Might make sense to add something like that to CesilUtils.

  1. Again, very edge case, but you could consider adding an optional string interning/reusing feature that calculates the cardinality of string fields based on the first N records, and if the cardinality is below a certain threshold, re-use an already allocated string. I'm currently using an implementation with dictionary<int,string> that's keyed on the GetHashCode() of the string, this worked well and resulted in moving a lot of Gen 3 collections to Gen 1, as well as reducing the minimum required memory.
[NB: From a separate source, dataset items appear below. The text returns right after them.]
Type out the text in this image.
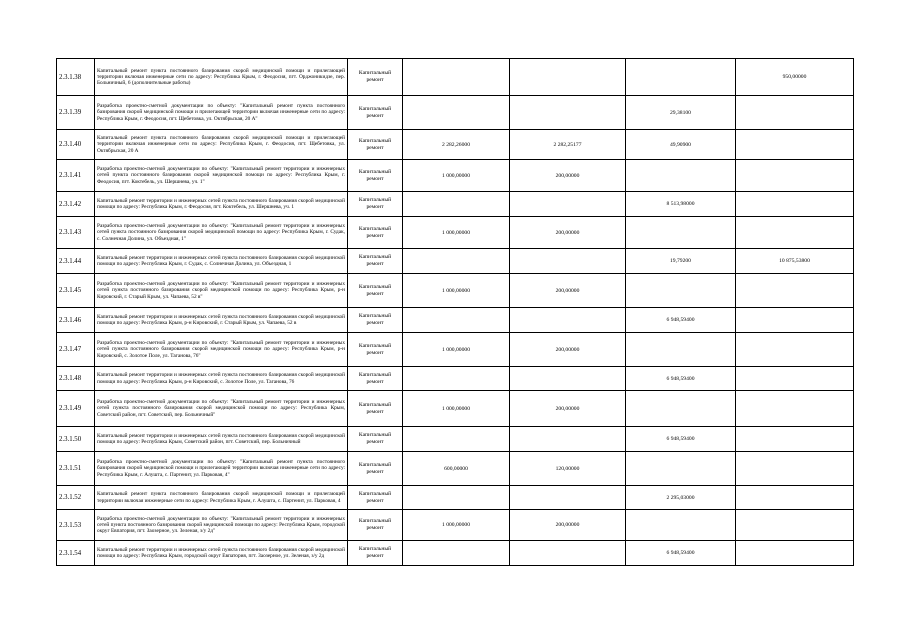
2.3.1.38	Капитальный ремонт пункта постоянного базирования скорой медицинской помощи и прилегающей территории включая инженерные сети по адресу: Республика Крым, г. Феодосия, пгт. Орджоникидзе, пер. Больничный, 6 (дополнительные работы)	Капитальный ремонт				950,00000
2.3.1.39	Разработка проектно-сметной документации по объекту: "Капитальный ремонт пункта постоянного базирования скорой медицинской помощи и прилегающей территории включая инженерные сети по адресу: Республика Крым, г. Феодосия, пгт. Щебетовка, ул. Октябрьская, 20 А"	Капитальный ремонт			29,38100	
2.3.1.40	Капитальный ремонт пункта постоянного базирования скорой медицинской помощи и прилегающей территории включая инженерные сети по адресу: Республика Крым, г. Феодосия, пгт. Щебетовка, ул. Октябрьская, 20 А	Капитальный ремонт	2 282,26000	2 282,25177	49,90900	
2.3.1.41	Разработка проектно-сметной документации по объекту: "Капитальный ремонт территории и инженерных сетей пункта постоянного базирования скорой медицинской помощи по адресу: Республика Крым, г. Феодосия, пгт. Коктебель, ул. Шершнева, уч. 1"	Капитальный ремонт	1 000,00000	200,00000		
2.3.1.42	Капитальный ремонт территории и инженерных сетей пункта постоянного базирования скорой медицинской помощи по адресу: Республика Крым, г. Феодосия, пгт. Коктебель, ул. Шершнева, уч. 1	Капитальный ремонт			8 513,98000	
2.3.1.43	Разработка проектно-сметной документации по объекту: "Капитальный ремонт территории и инженерных сетей пункта постоянного базирования скорой медицинской помощи по адресу: Республика Крым, г. Судак, с. Солнечная Долина, ул. Объездная, 1"	Капитальный ремонт	1 000,00000	200,00000		
2.3.1.44	Капитальный ремонт территории и инженерных сетей пункта постоянного базирования скорой медицинской помощи по адресу: Республика Крым, г. Судак, с. Солнечная Долина, ул. Объездная, 1	Капитальный ремонт			19,79200	10 875,53800
2.3.1.45	Разработка проектно-сметной документации по объекту: "Капитальный ремонт территории и инженерных сетей пункта постоянного базирования скорой медицинской помощи по адресу: Республика Крым, р-н Кировский, г. Старый Крым, ул. Чапаева, 52 в"	Капитальный ремонт	1 000,00000	200,00000		
2.3.1.46	Капитальный ремонт территории и инженерных сетей пункта постоянного базирования скорой медицинской помощи по адресу: Республика Крым, р-н Кировский, г. Старый Крым, ул. Чапаева, 52 в	Капитальный ремонт			6 948,59400	
2.3.1.47	Разработка проектно-сметной документации по объекту: "Капитальный ремонт территории и инженерных сетей пункта постоянного базирования скорой медицинской помощи по адресу: Республика Крым, р-н Кировский, с. Золотое Поле, ул. Таганова, 76"	Капитальный ремонт	1 000,00000	200,00000		
2.3.1.48	Капитальный ремонт территории и инженерных сетей пункта постоянного базирования скорой медицинской помощи по адресу: Республика Крым, р-н Кировский, с. Золотое Поле, ул. Таганова, 76	Капитальный ремонт			6 948,59400	
2.3.1.49	Разработка проектно-сметной документации по объекту: "Капитальный ремонт территории и инженерных сетей пункта постоянного базирования скорой медицинской помощи по адресу: Республика Крым, Советский район, пгт. Советский, пер. Больничный"	Капитальный ремонт	1 000,00000	200,00000		
2.3.1.50	Капитальный ремонт территории и инженерных сетей пункта постоянного базирования скорой медицинской помощи по адресу: Республика Крым, Советский район, пгт. Советский, пер. Больничный	Капитальный ремонт			6 948,59400	
2.3.1.51	Разработка проектно-сметной документации по объекту: "Капитальный ремонт пункта постоянного базирования скорой медицинской помощи и прилегающей территории включая инженерные сети по адресу: Республика Крым, г. Алушта, с. Партенит, ул. Парковая, 4"	Капитальный ремонт	600,00000	120,00000		
2.3.1.52	Капитальный ремонт пункта постоянного базирования скорой медицинской помощи и прилегающей территории включая инженерные сети по адресу: Республика Крым, г. Алушта, с. Партенит, ул. Парковая, 4	Капитальный ремонт			2 295,03000	
2.3.1.53	Разработка проектно-сметной документации по объекту: "Капитальный ремонт территории и инженерных сетей пункта постоянного базирования скорой медицинской помощи по адресу: Республика Крым, городской округ Евпатория, пгт. Заозерное, ул. Зеленая, з/у 2д"	Капитальный ремонт	1 000,00000	200,00000		
2.3.1.54	Капитальный ремонт территории и инженерных сетей пункта постоянного базирования скорой медицинской помощи по адресу: Республика Крым, городской округ Евпатория, пгт. Заозерное, ул. Зеленая, з/у 2д	Капитальный ремонт			6 948,59400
On monday I will experiment with hashing off the raw bytes to avoid the string allocation overhead to begin with.

In the past I've explored things like this for other serialization libraries, and have found it requires a lot of fine tuning to a specific use case. Cesil enables providing your own interning by specifying a Parser for string members, which can do whatever it wants to avoid or reuse allocations.

It's also worth noting that .NET might get some automatic support for string de-duping (at least in older generations), which may change the calculus on whether manually de-duping in app code is worth it.

kevin-montrose commented 4 years ago

Oh, and I've got some "real" benchmarks (previously I had a crazy one that could only ever run on my personal machine) in the repo now - so Cesil may be a tad faster in 0.3.0 too.

The point of Cesil is to be pretty flexible and extensible and "modern," not to be the fastest, so I'm not planning to trade flexibility for performance. That said, a properly designed .NET library in 2020 ought to be quite fast by default.

lstefano71 commented 3 years ago
  1. This is very edge-case, but I would love to see some very low-level extensibility points, for example a way to get access to the raw ReadOnlySpan of a given field.

I don't consider this an edge-case, a modern .NET serialization library should embrace the low cost extensions afforded by ReadOnlySpan<T> (and friends). The way to do this with Cesil is to provide a custom Parser via the ITypeDescriber on your Options.

Would you happen to have a sample program which shows how one would go about providing a customer parser? I tried looking through the tests but apart from the sheer quantity, as far as I could tell, they are low-level tests and go all the way up to the reader. Is one supposed to implement a new TypeDeiscriber? Or is it possible to simply extend the Default one? Thank you in advance.